Located along the western banks of the Hudson River in Cliffside Park, N.J., (approximately two miles south of the George Washington Bridge and seven miles north of the Lincoln Tunnel), 300 Winston Towers is a popular residential building with approximately 600 units. The main entrance to the building is accessed via a 28,000-square-foot entrance plaza, which consists of driveways, walkways, and a visitors' parking lot, and sits directly above the 500-space residents' parking garage. Over the years, pooling water on the entrance plaza had leaked into the parking garage below, leading not only to the deterioration of the entrance plaza structural slab, but also to spalling of some of the concrete beams and columns in the garage. The solution came in the form of a waterproofing membrane.
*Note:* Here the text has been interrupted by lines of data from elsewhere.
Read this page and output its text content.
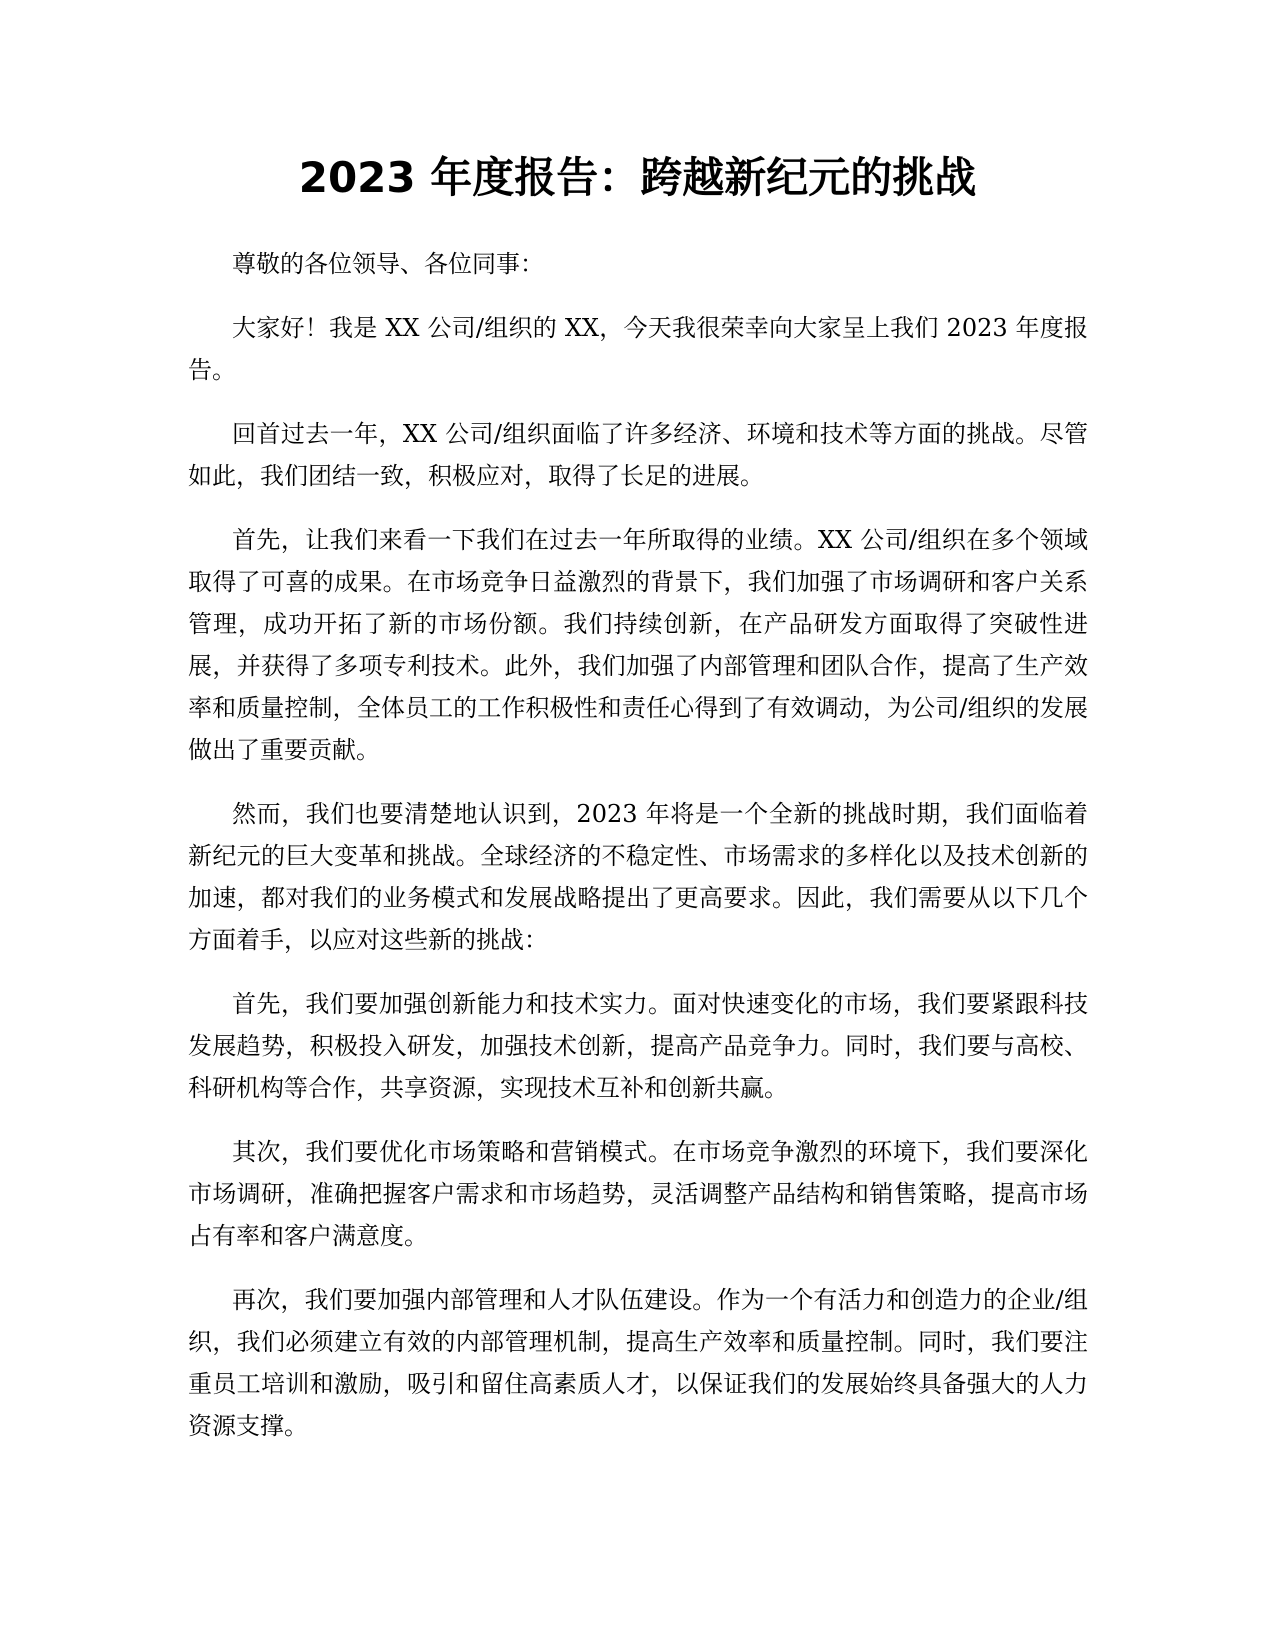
2023 年度报告：跨越新纪元的挑战

尊敬的各位领导、各位同事：

大家好！我是 XX 公司/组织的 XX，今天我很荣幸向大家呈上我们 2023 年度报告。

回首过去一年，XX 公司/组织面临了许多经济、环境和技术等方面的挑战。尽管如此，我们团结一致，积极应对，取得了长足的进展。

首先，让我们来看一下我们在过去一年所取得的业绩。XX 公司/组织在多个领域取得了可喜的成果。在市场竞争日益激烈的背景下，我们加强了市场调研和客户关系管理，成功开拓了新的市场份额。我们持续创新，在产品研发方面取得了突破性进展，并获得了多项专利技术。此外，我们加强了内部管理和团队合作，提高了生产效率和质量控制，全体员工的工作积极性和责任心得到了有效调动，为公司/组织的发展做出了重要贡献。

然而，我们也要清楚地认识到，2023 年将是一个全新的挑战时期，我们面临着新纪元的巨大变革和挑战。全球经济的不稳定性、市场需求的多样化以及技术创新的加速，都对我们的业务模式和发展战略提出了更高要求。因此，我们需要从以下几个方面着手，以应对这些新的挑战：

首先，我们要加强创新能力和技术实力。面对快速变化的市场，我们要紧跟科技发展趋势，积极投入研发，加强技术创新，提高产品竞争力。同时，我们要与高校、科研机构等合作，共享资源，实现技术互补和创新共赢。

其次，我们要优化市场策略和营销模式。在市场竞争激烈的环境下，我们要深化市场调研，准确把握客户需求和市场趋势，灵活调整产品结构和销售策略，提高市场占有率和客户满意度。

再次，我们要加强内部管理和人才队伍建设。作为一个有活力和创造力的企业/组织，我们必须建立有效的内部管理机制，提高生产效率和质量控制。同时，我们要注重员工培训和激励，吸引和留住高素质人才，以保证我们的发展始终具备强大的人力资源支撑。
The original plaza was composed of various toppings over a precast concrete double-tee structural slab. The driveway and visitors' parking area were paved with asphalt, and the walkways were topped with pavers. The north perimeter of the entrance plaza was landscaped, containing various soil depths. When the owner identified the deterioration, an initial condition survey performed by the engineering firm The Falcon Group was used to develop project specifications and drawings. Structural Preservation Systems, hired to demolish and reconstruct the entrance plaza, corrected these problems. After the existing toppings were removed, the contractor and engineer performed another condition survey to determine the extent of deterioration.
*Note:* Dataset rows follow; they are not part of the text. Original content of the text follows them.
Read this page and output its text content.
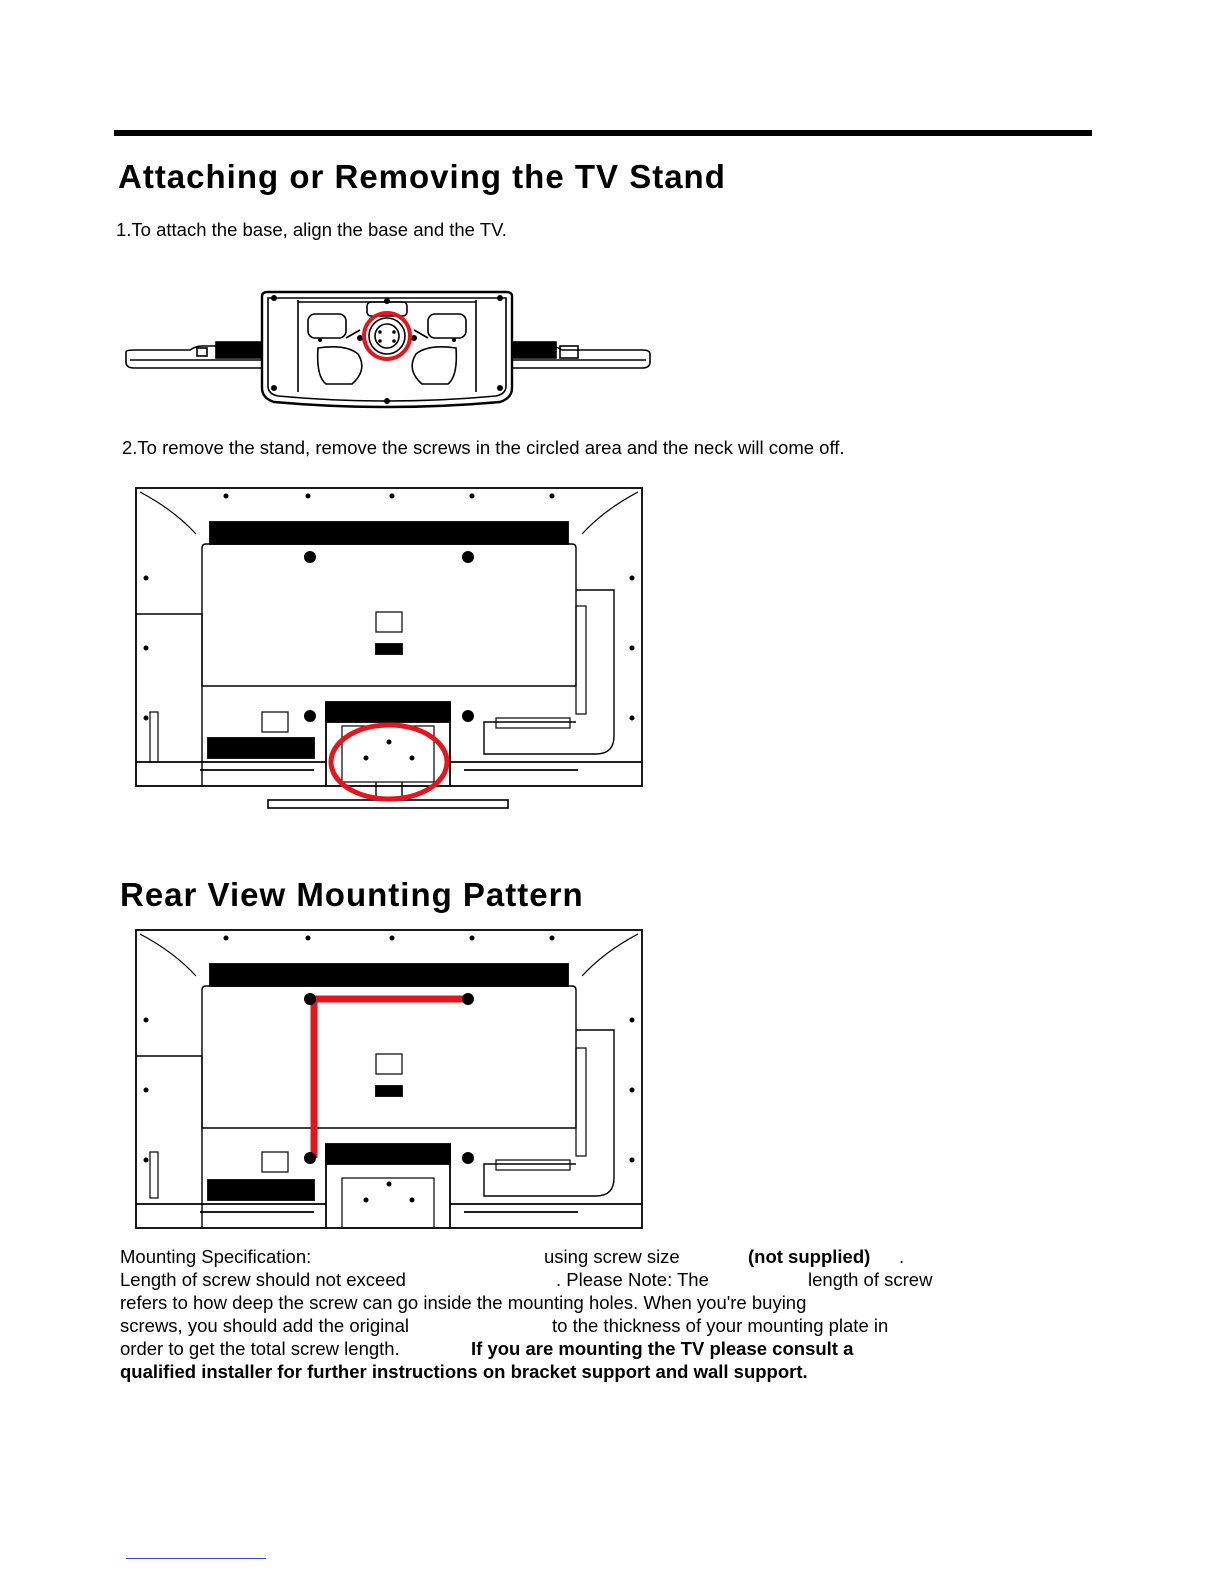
Attaching or Removing the TV Stand

1.To attach the base, align the base and the TV.

2.To remove the stand, remove the screws in the circled area and the neck will come off.

Rear View Mounting Pattern
Mounting Specification:	using screw size	(not supplied) .
Length of screw should not exceed	. Please Note: The	length of screw
refers to how deep the screw can go inside the mounting holes. When you're buying
screws, you should add the original	to the thickness of your mounting plate in
order to get the total screw length.	If you are mounting the TV please consult a
qualified installer for further instructions on bracket support and wall support.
Considerable effort was devoted to preconstruction planning and site phasing to ensure the demolition and reconstruction process went smoothly and safely for both the onsite crews and the building's residents. The project team -- consisting of a project manager, superintendent, and foreman -- collaborated closely on all aspects of the project, including budget, working restrictions, phasing/site logistics, and, most importantly, expectations and procedures. Communication of the contractor's safety culture was also an important focus of planning meetings, in order to keep all parties safe.
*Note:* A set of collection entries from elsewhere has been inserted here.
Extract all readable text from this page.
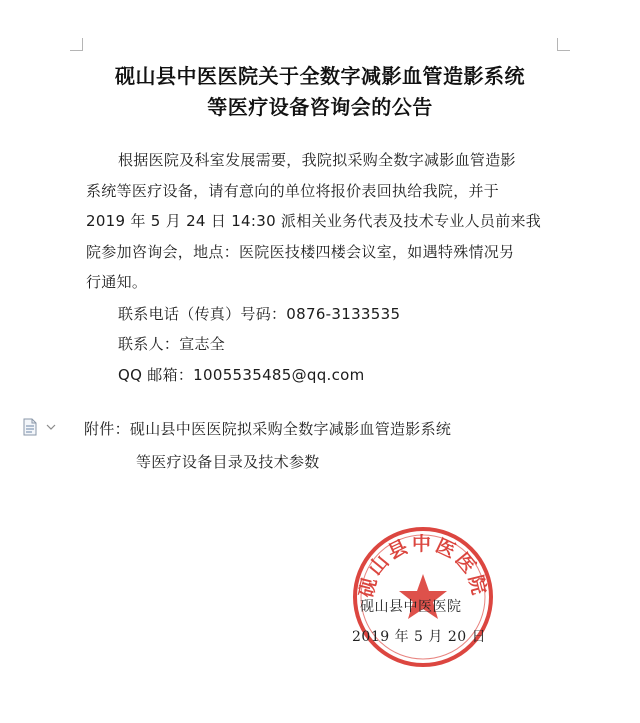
砚山县中医医院关于全数字减影血管造影系统
等医疗设备咨询会的公告
根据医院及科室发展需要，我院拟采购全数字减影血管造影
系统等医疗设备，请有意向的单位将报价表回执给我院，并于
2019 年 5 月 24 日 14:30 派相关业务代表及技术专业人员前来我
院参加咨询会，地点：医院医技楼四楼会议室，如遇特殊情况另
行通知。
联系电话（传真）号码：0876-3133535
联系人：宣志全
QQ 邮箱：1005535485@qq.com
附件：砚山县中医医院拟采购全数字减影血管造影系统
等医疗设备目录及技术参数
砚山县中医医院
砚山县中医医院
2019 年 5 月 20 日
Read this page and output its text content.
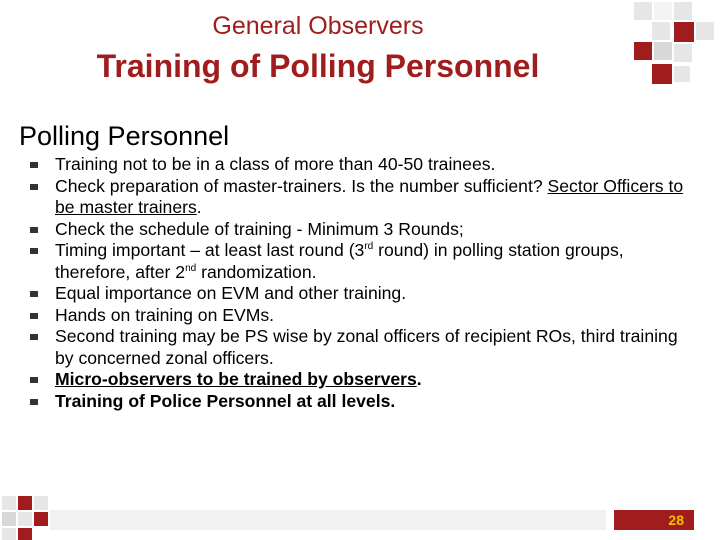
General Observers
Training of Polling Personnel
Polling Personnel
Training not to be in a class of more than 40-50 trainees.
Check preparation of master-trainers. Is the number sufficient? Sector Officers to be master trainers.
Check the schedule of training - Minimum 3 Rounds;
Timing important – at least last round (3rd round) in polling station groups, therefore, after 2nd randomization.
Equal importance on EVM and other training.
Hands on training on EVMs.
Second training may be PS wise by zonal officers of recipient ROs, third training by concerned zonal officers.
Micro-observers to be trained by observers.
Training of Police Personnel at all levels.
28
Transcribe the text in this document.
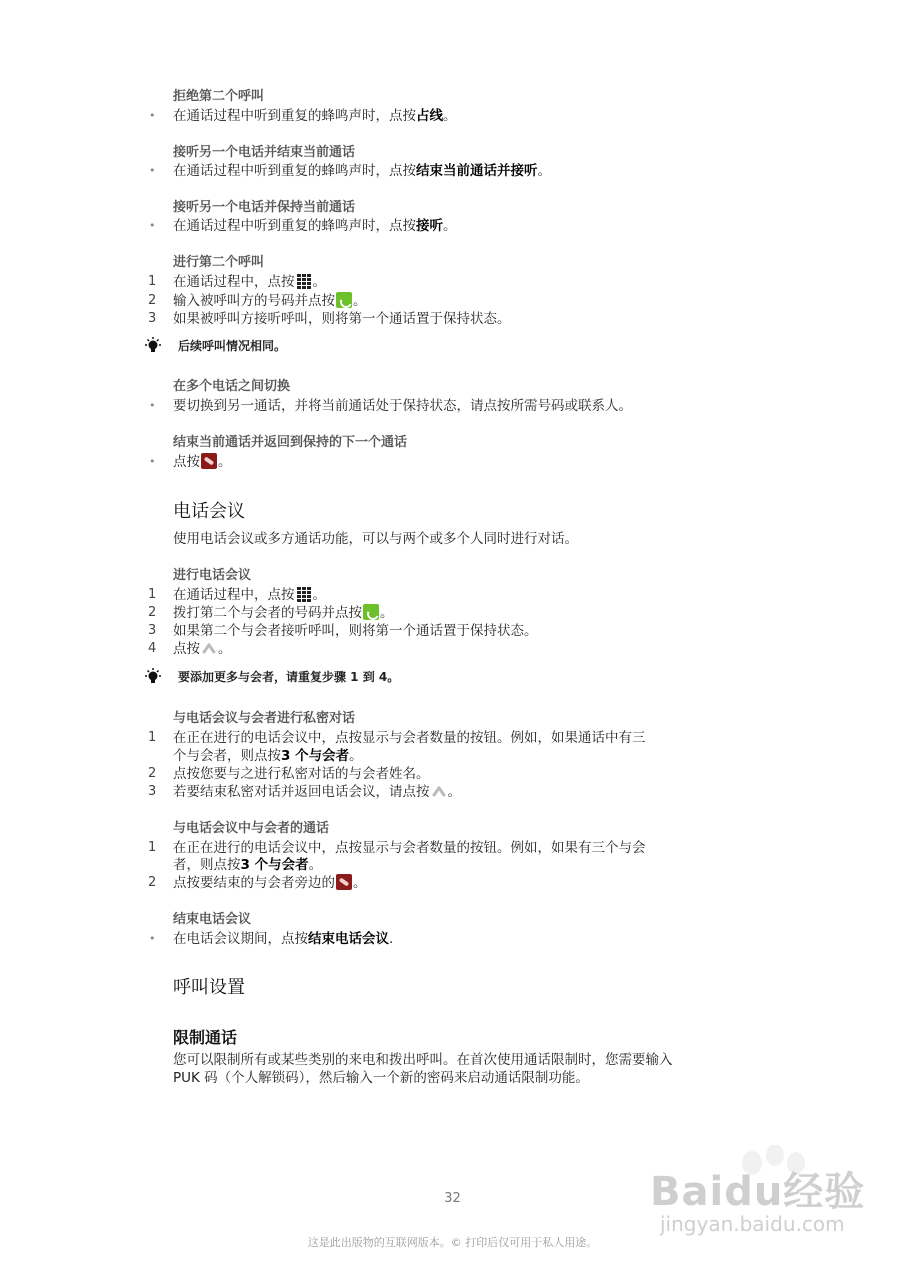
拒绝第二个呼叫
• 在通话过程中听到重复的蜂鸣声时，点按占线。
接听另一个电话并结束当前通话
• 在通话过程中听到重复的蜂鸣声时，点按结束当前通话并接听。
接听另一个电话并保持当前通话
• 在通话过程中听到重复的蜂鸣声时，点按接听。
进行第二个呼叫
1 在通话过程中，点按 。
2 输入被呼叫方的号码并点按 。
3 如果被呼叫方接听呼叫，则将第一个通话置于保持状态。
后续呼叫情况相同。
在多个电话之间切换
• 要切换到另一通话，并将当前通话处于保持状态，请点按所需号码或联系人。
结束当前通话并返回到保持的下一个通话
• 点按 。
电话会议
使用电话会议或多方通话功能，可以与两个或多个人同时进行对话。
进行电话会议
1 在通话过程中，点按 。
2 拨打第二个与会者的号码并点按 。
3 如果第二个与会者接听呼叫，则将第一个通话置于保持状态。
4 点按 。
要添加更多与会者，请重复步骤 1 到 4。
与电话会议与会者进行私密对话
1 在正在进行的电话会议中，点按显示与会者数量的按钮。例如，如果通话中有三
个与会者，则点按3 个与会者。
2 点按您要与之进行私密对话的与会者姓名。
3 若要结束私密对话并返回电话会议，请点按 。
与电话会议中与会者的通话
1 在正在进行的电话会议中，点按显示与会者数量的按钮。例如，如果有三个与会
者，则点按3 个与会者。
2 点按要结束的与会者旁边的 。
结束电话会议
• 在电话会议期间，点按结束电话会议.
呼叫设置
限制通话
您可以限制所有或某些类别的来电和拨出呼叫。在首次使用通话限制时，您需要输入
PUK 码（个人解锁码），然后输入一个新的密码来启动通话限制功能。
Baidu经验
jingyan.baidu.com
32
这是此出版物的互联网版本。© 打印后仅可用于私人用途。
The importance of safety also extended to the residents of the building, who needed to be able to use the entrance plaza during the project. Working closely with the owner and engineer, Structural Preservation Systems developed a phasing plan that identified which parking spots would be closed and where the barricades (in this case, post shores and polyethelene plastic) would be placed. To protect vehicles that would remain in the garage below, ethylene propylene diene monomer (EPDM) was installed over some of the repaired tee-to-tee joints as temporary waterproofing. Further, to maintain free and clear access to the front door, a site logistics plan was created to show how tenants could safely navigate the work area. Jersey barriers, orange snow fencing and post fencing were clearly color-coded so everyone would be aware of the site restrictions. The plan also highlighted the egress path for the tenants from the front main entrance. The owner informed the tenants about these phasing and logistics plans by distributing them and posting signs throughout the building.
The first phase of construction involved demolishing the various plaza toppings to make way for the new toppings and a waterproofing membrane. With the large volume of debris generated, it was critical to avoid point loading of the structural deck. The deck could support lighter machinery such as skidsteers, but heavier trucks and containers were set on grade to avoid any structural problems. The existing soil was not piled too high to avoid structural damage to the deck. Once the toppings were disposed of completely, the existing waterproofing membrane was removed with the aid of ride-on scrapers, as well as handheld grinders for hard-to-reach areas. Any membrane still bonded to the deck after this process was removed by hydrodemolition. It also was determined that it was necessary to install additional drains to help prevent the water from ponding on the plaza.
With a clean structural deck, the engineer and contractor performed a condition survey to determine the extent of the concrete restoration. A few spall repairs were required, and most of the grout in the tee-to-tee joints had to be replaced. New drains were installed in the structural deck to allow for better drainage and prevent the pooling that had led to the failure of the waterproofing membrane.